Le front commun syndical avait sollicité fin 2018 une entrevue avec le nouveau ministre des Finances, Alexander De Croo. La première réunion s'était tenue le 8 janvier. Si elle avait été qualifiée de "constructive" par les syndicats, le retour du ministre - qu'il avait promis endéans le mois et demi - se faisait trop attendre à leurs yeux. M. De Croo a dès lors été réinterpellé début avril. "Entre-temps, de nouveaux problèmes sont apparus", souligne le front commun.

Une nouvelle réunion a été organisée le 30 avril entre le ministre, le président du comité de direction et les représentants du personnel. "Il ressort de cette rencontre que le gouvernement a décidé... de ne rien décider et refile la patate chaude au président du comité de direction du SPF Finances", rapporte le front commun.

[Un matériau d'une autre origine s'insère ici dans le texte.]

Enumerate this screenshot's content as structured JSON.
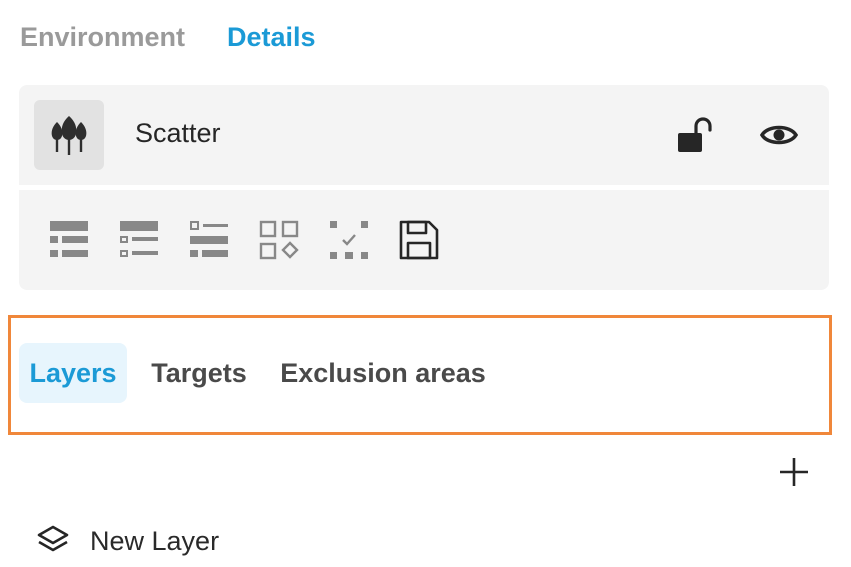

Mais entre-temps, "la pénurie de personnel s'intensifie", "la demande d'un recrutement exceptionnel pour résorber le retard conséquent n'est pas rencontrée" et "le ministre ne se prononce pas au sujet des importantes réorganisations structurelles à la douane et à la logistique", dénoncent les syndicats.

La nouvelle réunion, en l'absence du ministre donc, se tiendra ce mardi. "Le front commun syndical exige des actes et non plus des promesses" ainsi qu'un moratoire sur les réformes actuelles "tant que celle-ci n'auront pas montré toutes leurs utilités". A défaut, le front commun prévient qu'il "ne pourra garantir la paix sociale au sein du SPF Finances".